JavaScript Binding function context

Example

5.1

Every function has a bind method, which will create a wrapped function that will call it with the correct context. See here for more information.

var monitor = {
  threshold: 5,
  check: function(value) {
    if (value > this.threshold) {
      this.display("Value is too high!");
    }
  },
  display(message) {
    alert(message);
  }
};

monitor.check(7); // The value of `this` is implied by the method call syntax.


var badCheck = monitor.check;
badCheck(15); // The value of `this` is window object and this.threshold is undefined, so value > this.threshold is false

var check = monitor.check.bind(monitor);
check(15); // This value of `this` was explicitly bound, the function works.

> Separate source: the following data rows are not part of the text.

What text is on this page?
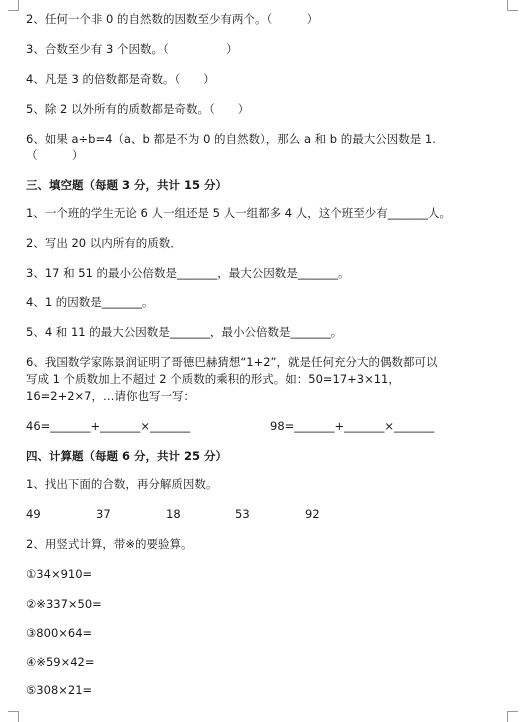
2、任何一个非 0 的自然数的因数至少有两个。（　　　）
3、合数至少有 3 个因数。（　　　　　）
4、凡是 3 的倍数都是奇数。（　　）
5、除 2 以外所有的质数都是奇数。（　　）
6、如果 a÷b=4（a、b 都是不为 0 的自然数），那么 a 和 b 的最大公因数是 1.
（　　　）
三、填空题（每题 3 分，共计 15 分）
1、一个班的学生无论 6 人一组还是 5 人一组都多 4 人，这个班至少有_______人。
2、写出 20 以内所有的质数．
3、17 和 51 的最小公倍数是_______，最大公因数是_______。
4、1 的因数是_______。
5、4 和 11 的最大公因数是_______，最小公倍数是_______。
6、我国数学家陈景润证明了哥德巴赫猜想“1+2”，就是任何充分大的偶数都可以
写成 1 个质数加上不超过 2 个质数的乘积的形式。如：50=17+3×11，
16=2+2×7，…请你也写一写：
46=_______+_______×_______	98=_______+_______×_______
四、计算题（每题 6 分，共计 25 分）
1、找出下面的合数，再分解质因数。
49	37	18	53	92
2、用竖式计算，带※的要验算。
①34×910=
②※337×50=
③800×64=
④※59×42=
⑤308×21=
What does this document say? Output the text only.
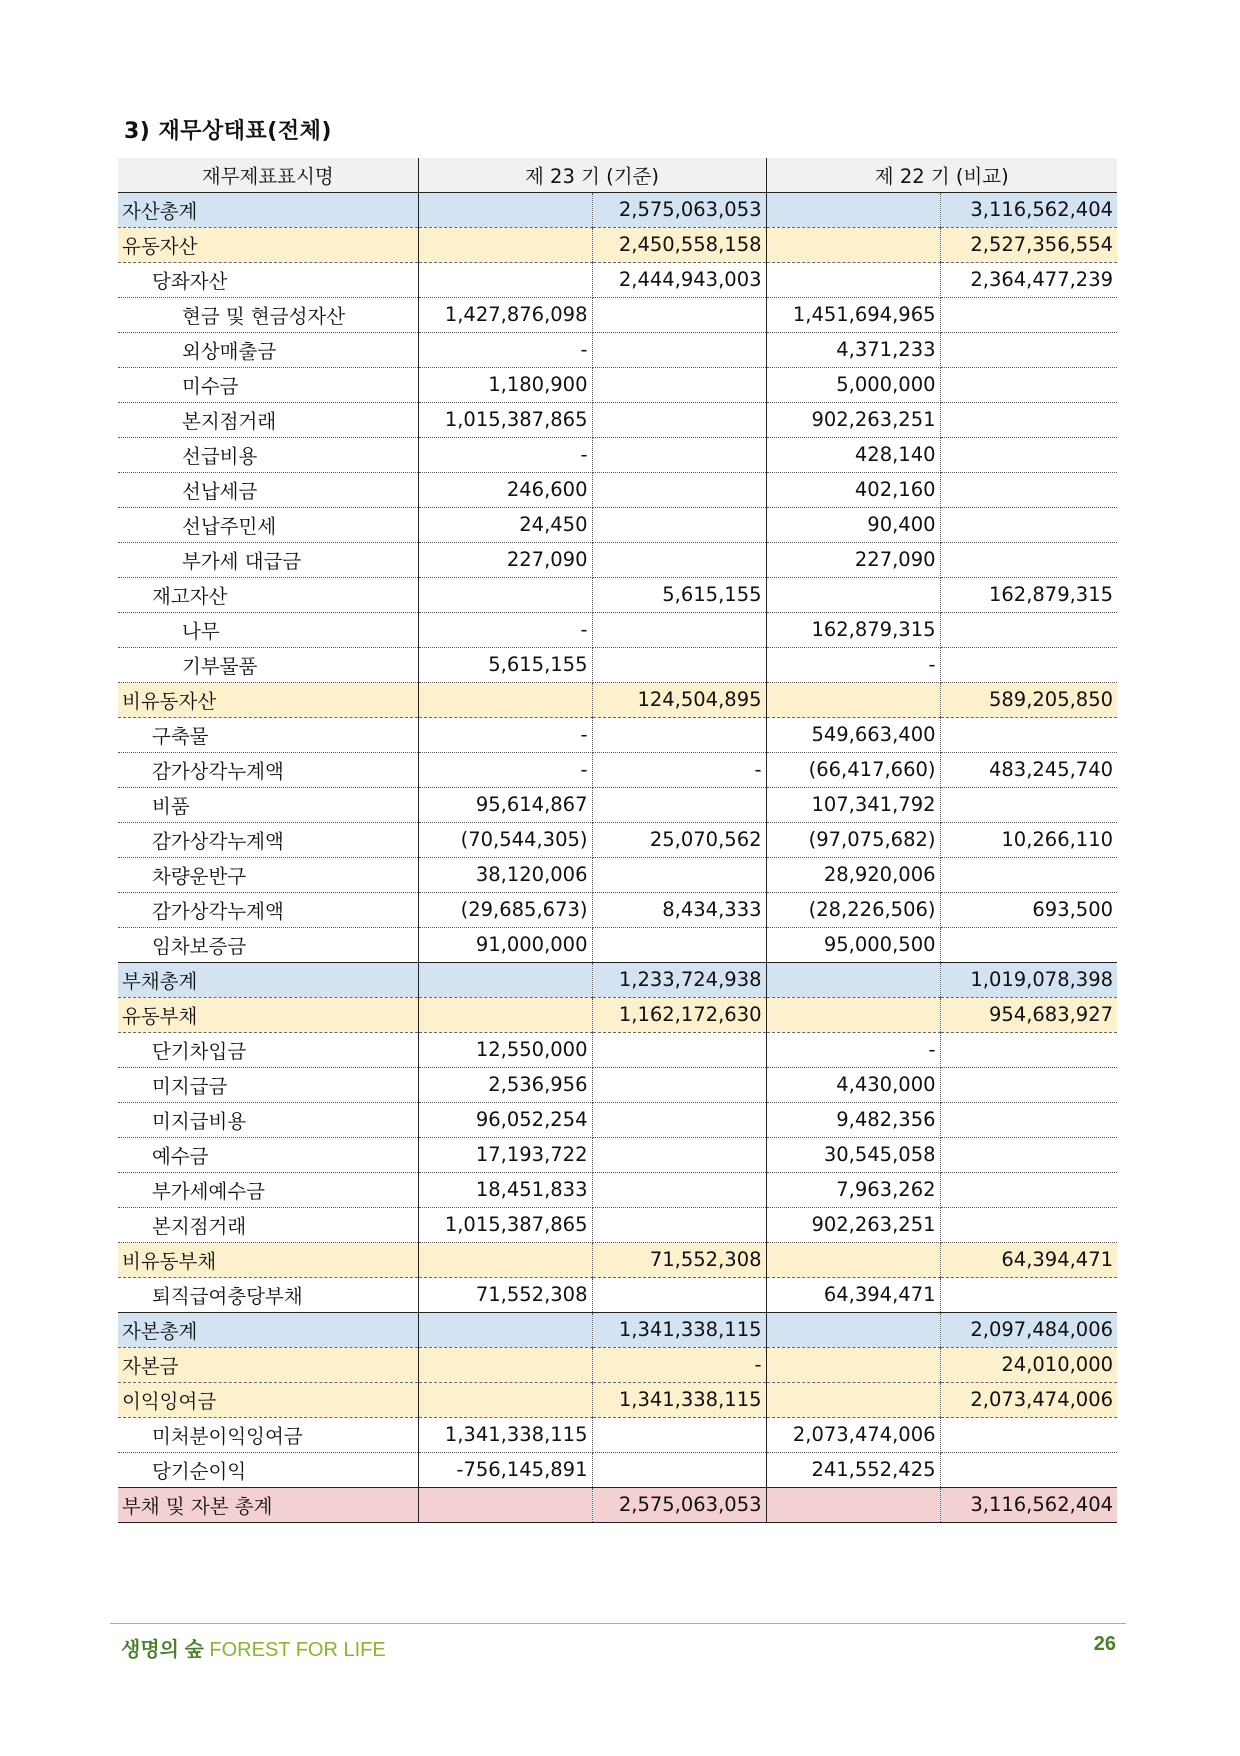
3) 재무상태표(전체)
재무제표표시명	제 23 기 (기준)		제 22 기 (비교)	
자산총계		2,575,063,053		3,116,562,404
유동자산		2,450,558,158		2,527,356,554
당좌자산		2,444,943,003		2,364,477,239
현금 및 현금성자산	1,427,876,098		1,451,694,965	
외상매출금	-		4,371,233	
미수금	1,180,900		5,000,000	
본지점거래	1,015,387,865		902,263,251	
선급비용	-		428,140	
선납세금	246,600		402,160	
선납주민세	24,450		90,400	
부가세 대급금	227,090		227,090	
재고자산		5,615,155		162,879,315
나무	-		162,879,315	
기부물품	5,615,155		-	
비유동자산		124,504,895		589,205,850
구축물	-		549,663,400	
감가상각누계액	-	-	(66,417,660)	483,245,740
비품	95,614,867		107,341,792	
감가상각누계액	(70,544,305)	25,070,562	(97,075,682)	10,266,110
차량운반구	38,120,006		28,920,006	
감가상각누계액	(29,685,673)	8,434,333	(28,226,506)	693,500
임차보증금	91,000,000		95,000,500	
부채총계		1,233,724,938		1,019,078,398
유동부채		1,162,172,630		954,683,927
단기차입금	12,550,000		-	
미지급금	2,536,956		4,430,000	
미지급비용	96,052,254		9,482,356	
예수금	17,193,722		30,545,058	
부가세예수금	18,451,833		7,963,262	
본지점거래	1,015,387,865		902,263,251	
비유동부채		71,552,308		64,394,471
퇴직급여충당부채	71,552,308		64,394,471	
자본총계		1,341,338,115		2,097,484,006
자본금		-		24,010,000
이익잉여금		1,341,338,115		2,073,474,006
미처분이익잉여금	1,341,338,115		2,073,474,006	
당기순이익	-756,145,891		241,552,425	
부채 및 자본 총계		2,575,063,053		3,116,562,404
생명의 숲 FOREST FOR LIFE	26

var check8 = monitor.check.bind(monitor, 8);
check8(); // We also bound the argument to `8` here. It can't be re-specified.

Hard binding

  • The object of hard binding is to "hard" link a reference to this.
  • Advantage: It's useful when you want to protect particular objects from being lost.
  • Example:
function Person(){
    console.log("I'm " + this.name);
}

var person0 = {name: "Stackoverflow"}
var person1 = {name: "John"};
var person2 = {name: "Doe"};
var person3 = {name: "Ala Eddine JEBALI"};

var origin = Person;
Person = function(){
    origin.call(person0);
}

Person();
//outputs: I'm Stackoverflow

Person.call(person1);
//outputs: I'm Stackoverflow


Person.apply(person2);
//outputs: I'm Stackoverflow


Person.call(person3);
//outputs: I'm Stackoverflow
  • So, as you can remark in the example above, whatever object you pass to Person, it'll always use person0 object: it's hard binded.